Came home to open my emails which includes an article from the design company that is helping with my blog site coming soon. It was actually titled “how to get an audience in your first year of blogging. Spoiler alert: there is no magic bullet”. I read and clicked all the way to the bottom, and there in their Instagram feed was one of their designs using my name. I was taken aback. Excited. Hey! That’s me! Yelling into the screen which no one could hear. (spoiler alert: it’s not the design I went with AS PRETTY AS IT IS). And it felt like a fun wink. There is scope beyond your little and amazing circle of people. And just keep going, I heard. The article actually overwhelmed me a bit. Wow. This is a lot to do. I don’t even know if I know how to do these things. (I’m not even ON INSTAGRAM! but my name is!) Just SEEING THAT OF ALL THE PHOTOS AT THE END OF THE ARTICLE, my name and logo idea there was a booster shot of encouragement. And excitement. An amoeba of an idea on its way. Into action.

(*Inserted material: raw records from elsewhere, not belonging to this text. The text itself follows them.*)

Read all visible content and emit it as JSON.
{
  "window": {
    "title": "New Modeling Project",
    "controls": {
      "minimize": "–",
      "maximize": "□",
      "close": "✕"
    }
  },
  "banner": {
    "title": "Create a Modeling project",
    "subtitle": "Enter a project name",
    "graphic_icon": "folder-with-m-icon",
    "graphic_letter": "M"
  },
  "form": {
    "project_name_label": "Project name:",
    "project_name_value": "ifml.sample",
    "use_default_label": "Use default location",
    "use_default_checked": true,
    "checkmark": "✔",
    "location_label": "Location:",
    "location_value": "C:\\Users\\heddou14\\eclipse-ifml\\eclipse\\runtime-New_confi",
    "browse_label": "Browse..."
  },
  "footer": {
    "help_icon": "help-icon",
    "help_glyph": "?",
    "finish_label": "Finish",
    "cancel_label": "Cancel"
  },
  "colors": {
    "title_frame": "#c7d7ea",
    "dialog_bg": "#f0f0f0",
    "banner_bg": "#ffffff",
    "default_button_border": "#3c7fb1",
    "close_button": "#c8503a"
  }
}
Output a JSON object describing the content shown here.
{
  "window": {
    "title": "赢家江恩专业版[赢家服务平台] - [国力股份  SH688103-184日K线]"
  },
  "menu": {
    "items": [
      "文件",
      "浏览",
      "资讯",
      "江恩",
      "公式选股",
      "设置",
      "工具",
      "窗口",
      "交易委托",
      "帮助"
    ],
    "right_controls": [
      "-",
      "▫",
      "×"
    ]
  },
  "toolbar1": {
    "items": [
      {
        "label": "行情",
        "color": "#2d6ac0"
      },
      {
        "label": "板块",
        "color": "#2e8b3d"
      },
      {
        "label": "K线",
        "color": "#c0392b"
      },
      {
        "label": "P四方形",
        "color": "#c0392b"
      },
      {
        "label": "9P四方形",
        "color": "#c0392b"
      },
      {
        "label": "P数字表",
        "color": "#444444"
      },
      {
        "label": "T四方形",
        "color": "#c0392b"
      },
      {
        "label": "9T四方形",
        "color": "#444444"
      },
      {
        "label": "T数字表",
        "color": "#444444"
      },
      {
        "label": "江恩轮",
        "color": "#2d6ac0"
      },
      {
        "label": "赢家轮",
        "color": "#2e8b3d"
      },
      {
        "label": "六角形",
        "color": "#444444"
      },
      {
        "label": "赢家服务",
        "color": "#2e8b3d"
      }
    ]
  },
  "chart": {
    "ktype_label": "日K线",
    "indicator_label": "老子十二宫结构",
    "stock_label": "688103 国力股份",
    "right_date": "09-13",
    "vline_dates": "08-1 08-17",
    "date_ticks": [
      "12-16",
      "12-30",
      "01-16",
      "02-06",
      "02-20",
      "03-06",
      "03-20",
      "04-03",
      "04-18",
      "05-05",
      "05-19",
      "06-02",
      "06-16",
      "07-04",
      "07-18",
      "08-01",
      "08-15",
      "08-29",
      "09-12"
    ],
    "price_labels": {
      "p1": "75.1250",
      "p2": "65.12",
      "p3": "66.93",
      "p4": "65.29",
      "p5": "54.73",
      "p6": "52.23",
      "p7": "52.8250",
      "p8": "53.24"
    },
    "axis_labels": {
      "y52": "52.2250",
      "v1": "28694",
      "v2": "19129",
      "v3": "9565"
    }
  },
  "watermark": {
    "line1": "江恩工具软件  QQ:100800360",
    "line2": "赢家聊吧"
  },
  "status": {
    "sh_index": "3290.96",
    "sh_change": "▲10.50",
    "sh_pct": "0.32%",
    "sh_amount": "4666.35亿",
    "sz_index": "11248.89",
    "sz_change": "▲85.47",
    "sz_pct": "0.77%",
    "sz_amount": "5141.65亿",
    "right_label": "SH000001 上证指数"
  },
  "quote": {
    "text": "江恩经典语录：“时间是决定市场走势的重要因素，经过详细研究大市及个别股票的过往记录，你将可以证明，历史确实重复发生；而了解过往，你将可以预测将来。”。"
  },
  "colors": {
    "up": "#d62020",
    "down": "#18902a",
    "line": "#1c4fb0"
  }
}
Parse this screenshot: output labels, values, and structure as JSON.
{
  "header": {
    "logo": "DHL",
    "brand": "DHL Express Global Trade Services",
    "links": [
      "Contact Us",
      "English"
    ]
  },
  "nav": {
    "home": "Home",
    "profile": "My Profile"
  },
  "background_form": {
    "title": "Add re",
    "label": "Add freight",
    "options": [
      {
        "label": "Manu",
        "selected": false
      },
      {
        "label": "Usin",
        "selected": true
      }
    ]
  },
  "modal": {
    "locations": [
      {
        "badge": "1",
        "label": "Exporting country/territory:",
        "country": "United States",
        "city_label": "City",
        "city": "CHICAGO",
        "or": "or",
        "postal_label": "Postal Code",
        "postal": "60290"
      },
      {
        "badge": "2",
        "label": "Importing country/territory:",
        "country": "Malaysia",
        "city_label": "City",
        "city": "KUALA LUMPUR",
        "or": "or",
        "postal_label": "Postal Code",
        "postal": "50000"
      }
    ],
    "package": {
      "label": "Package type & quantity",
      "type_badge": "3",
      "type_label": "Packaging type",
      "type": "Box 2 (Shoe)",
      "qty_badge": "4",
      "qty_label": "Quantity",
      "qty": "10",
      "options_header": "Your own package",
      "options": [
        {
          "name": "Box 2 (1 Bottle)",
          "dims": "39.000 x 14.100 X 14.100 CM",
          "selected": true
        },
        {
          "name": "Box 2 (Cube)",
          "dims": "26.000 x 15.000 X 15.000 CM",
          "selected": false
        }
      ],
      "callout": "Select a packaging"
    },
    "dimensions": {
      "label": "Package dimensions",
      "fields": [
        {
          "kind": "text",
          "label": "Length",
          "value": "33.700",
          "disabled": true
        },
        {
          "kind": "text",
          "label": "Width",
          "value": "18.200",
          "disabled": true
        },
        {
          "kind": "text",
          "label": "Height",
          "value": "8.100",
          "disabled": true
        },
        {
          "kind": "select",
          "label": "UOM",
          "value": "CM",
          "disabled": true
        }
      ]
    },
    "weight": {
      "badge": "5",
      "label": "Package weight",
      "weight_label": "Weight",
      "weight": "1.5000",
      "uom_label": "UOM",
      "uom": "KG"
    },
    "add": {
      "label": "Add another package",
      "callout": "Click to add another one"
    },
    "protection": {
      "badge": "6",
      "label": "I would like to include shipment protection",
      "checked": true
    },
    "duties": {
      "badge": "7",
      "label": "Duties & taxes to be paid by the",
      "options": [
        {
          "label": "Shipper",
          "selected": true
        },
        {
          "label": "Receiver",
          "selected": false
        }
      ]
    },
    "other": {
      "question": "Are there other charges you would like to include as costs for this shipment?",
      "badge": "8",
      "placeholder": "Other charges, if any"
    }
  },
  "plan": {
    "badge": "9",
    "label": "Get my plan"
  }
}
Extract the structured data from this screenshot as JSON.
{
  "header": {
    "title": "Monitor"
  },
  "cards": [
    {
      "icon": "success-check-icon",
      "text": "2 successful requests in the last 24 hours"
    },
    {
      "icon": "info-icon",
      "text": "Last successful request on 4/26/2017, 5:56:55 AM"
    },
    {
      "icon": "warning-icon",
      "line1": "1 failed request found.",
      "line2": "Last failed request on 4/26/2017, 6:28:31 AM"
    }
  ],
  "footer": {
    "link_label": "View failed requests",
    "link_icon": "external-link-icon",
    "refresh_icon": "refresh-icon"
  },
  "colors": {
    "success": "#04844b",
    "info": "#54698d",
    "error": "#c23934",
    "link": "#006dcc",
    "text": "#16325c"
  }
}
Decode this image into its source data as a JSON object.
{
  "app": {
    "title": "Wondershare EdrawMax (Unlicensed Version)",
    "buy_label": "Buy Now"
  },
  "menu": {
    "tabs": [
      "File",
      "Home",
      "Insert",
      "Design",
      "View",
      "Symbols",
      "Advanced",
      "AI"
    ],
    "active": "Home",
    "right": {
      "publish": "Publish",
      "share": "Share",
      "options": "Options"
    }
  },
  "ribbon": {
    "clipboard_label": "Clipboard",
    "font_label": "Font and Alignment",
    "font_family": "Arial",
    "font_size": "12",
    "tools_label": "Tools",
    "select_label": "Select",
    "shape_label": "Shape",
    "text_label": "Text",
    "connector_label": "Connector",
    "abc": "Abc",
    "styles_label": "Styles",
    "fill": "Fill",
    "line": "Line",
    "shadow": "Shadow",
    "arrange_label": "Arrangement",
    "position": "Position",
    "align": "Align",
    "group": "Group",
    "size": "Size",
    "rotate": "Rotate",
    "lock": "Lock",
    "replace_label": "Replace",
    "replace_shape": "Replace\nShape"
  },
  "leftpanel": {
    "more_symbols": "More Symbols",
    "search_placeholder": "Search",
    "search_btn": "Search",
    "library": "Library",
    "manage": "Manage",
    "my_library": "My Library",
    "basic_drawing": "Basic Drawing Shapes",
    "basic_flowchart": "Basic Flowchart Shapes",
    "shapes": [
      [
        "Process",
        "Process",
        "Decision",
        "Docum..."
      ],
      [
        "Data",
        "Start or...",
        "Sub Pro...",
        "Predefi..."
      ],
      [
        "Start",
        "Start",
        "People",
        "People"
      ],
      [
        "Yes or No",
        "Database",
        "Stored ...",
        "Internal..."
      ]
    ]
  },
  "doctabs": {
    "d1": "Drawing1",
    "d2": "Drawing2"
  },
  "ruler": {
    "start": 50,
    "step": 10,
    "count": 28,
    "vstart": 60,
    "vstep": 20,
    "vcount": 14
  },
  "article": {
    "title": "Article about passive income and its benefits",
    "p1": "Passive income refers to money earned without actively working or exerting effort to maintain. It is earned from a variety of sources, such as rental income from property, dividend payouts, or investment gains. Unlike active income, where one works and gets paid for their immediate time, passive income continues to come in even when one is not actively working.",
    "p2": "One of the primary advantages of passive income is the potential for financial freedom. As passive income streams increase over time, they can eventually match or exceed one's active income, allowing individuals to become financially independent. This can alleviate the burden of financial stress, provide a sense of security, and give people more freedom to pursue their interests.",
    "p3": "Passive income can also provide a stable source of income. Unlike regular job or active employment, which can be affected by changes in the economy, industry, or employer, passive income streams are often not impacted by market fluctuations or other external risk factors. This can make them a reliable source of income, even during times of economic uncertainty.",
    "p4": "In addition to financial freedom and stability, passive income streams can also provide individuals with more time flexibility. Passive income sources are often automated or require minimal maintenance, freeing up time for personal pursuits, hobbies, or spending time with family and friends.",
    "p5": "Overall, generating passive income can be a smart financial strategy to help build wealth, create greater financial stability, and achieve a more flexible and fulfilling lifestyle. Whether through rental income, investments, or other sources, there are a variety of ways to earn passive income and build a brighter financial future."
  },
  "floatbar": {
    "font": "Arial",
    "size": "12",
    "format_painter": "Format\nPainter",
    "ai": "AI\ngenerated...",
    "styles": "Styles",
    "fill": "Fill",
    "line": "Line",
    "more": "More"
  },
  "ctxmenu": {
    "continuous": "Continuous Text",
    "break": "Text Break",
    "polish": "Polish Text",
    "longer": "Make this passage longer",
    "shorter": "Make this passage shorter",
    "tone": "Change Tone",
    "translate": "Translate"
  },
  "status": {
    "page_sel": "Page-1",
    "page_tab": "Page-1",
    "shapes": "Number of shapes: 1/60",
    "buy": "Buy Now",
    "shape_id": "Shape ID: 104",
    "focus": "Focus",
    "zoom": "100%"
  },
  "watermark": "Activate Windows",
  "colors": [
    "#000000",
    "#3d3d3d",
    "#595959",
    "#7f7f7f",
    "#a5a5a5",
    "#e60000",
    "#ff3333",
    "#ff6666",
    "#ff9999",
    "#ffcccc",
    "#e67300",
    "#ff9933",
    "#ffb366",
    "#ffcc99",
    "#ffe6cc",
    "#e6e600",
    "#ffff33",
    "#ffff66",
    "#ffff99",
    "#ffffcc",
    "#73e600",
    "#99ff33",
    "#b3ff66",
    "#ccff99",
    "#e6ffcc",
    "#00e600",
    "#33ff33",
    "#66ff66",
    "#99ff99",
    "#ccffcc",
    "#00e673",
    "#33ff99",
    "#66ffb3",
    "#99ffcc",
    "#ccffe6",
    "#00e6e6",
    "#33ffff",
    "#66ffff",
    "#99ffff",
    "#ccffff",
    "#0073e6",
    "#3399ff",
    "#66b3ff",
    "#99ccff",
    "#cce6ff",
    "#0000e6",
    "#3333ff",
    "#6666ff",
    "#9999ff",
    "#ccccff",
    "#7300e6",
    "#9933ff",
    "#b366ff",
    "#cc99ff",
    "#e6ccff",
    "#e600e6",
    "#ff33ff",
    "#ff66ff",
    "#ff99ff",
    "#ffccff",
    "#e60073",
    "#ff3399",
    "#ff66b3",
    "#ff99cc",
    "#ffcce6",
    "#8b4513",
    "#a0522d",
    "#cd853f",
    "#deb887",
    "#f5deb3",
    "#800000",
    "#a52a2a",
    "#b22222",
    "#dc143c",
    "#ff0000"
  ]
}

I remember moving here, not knowing where we would land and what it would look like. (And the lovely angels that listened patiently reminding me that “God knew my address” and still does BTW. ) And that is what this writing project feels like. Walking out in faith. “Every little thing’s gonna be alright” playing in my head after watching a fun video on a friend’s feed. “Three little birds…singing sweet songs, a melody pure and true, saying, THIS IS MY MESSAGE TO YOU-oooo”.
I don’t know when I bought into the insurance policy mindset about life. But somewhere along the way I did. I don’t know where and when I agreed that the stumble and fall does not have great value in making me who I am. I like the LIFE IS MESSY laboratory. It’s necessary.
Today I got a little quick shot of myself on the jumbotron. Like most folks we witness, there is the pause, then the click, hey, that’s me! And then it is someone else’s turn. And I also got the, “hey you!” “Me????” “Yeah, you! Keep going! Have fun. Write. Deliver messages. Can you do that?” And day 22 here, one day at a time, yes. I can.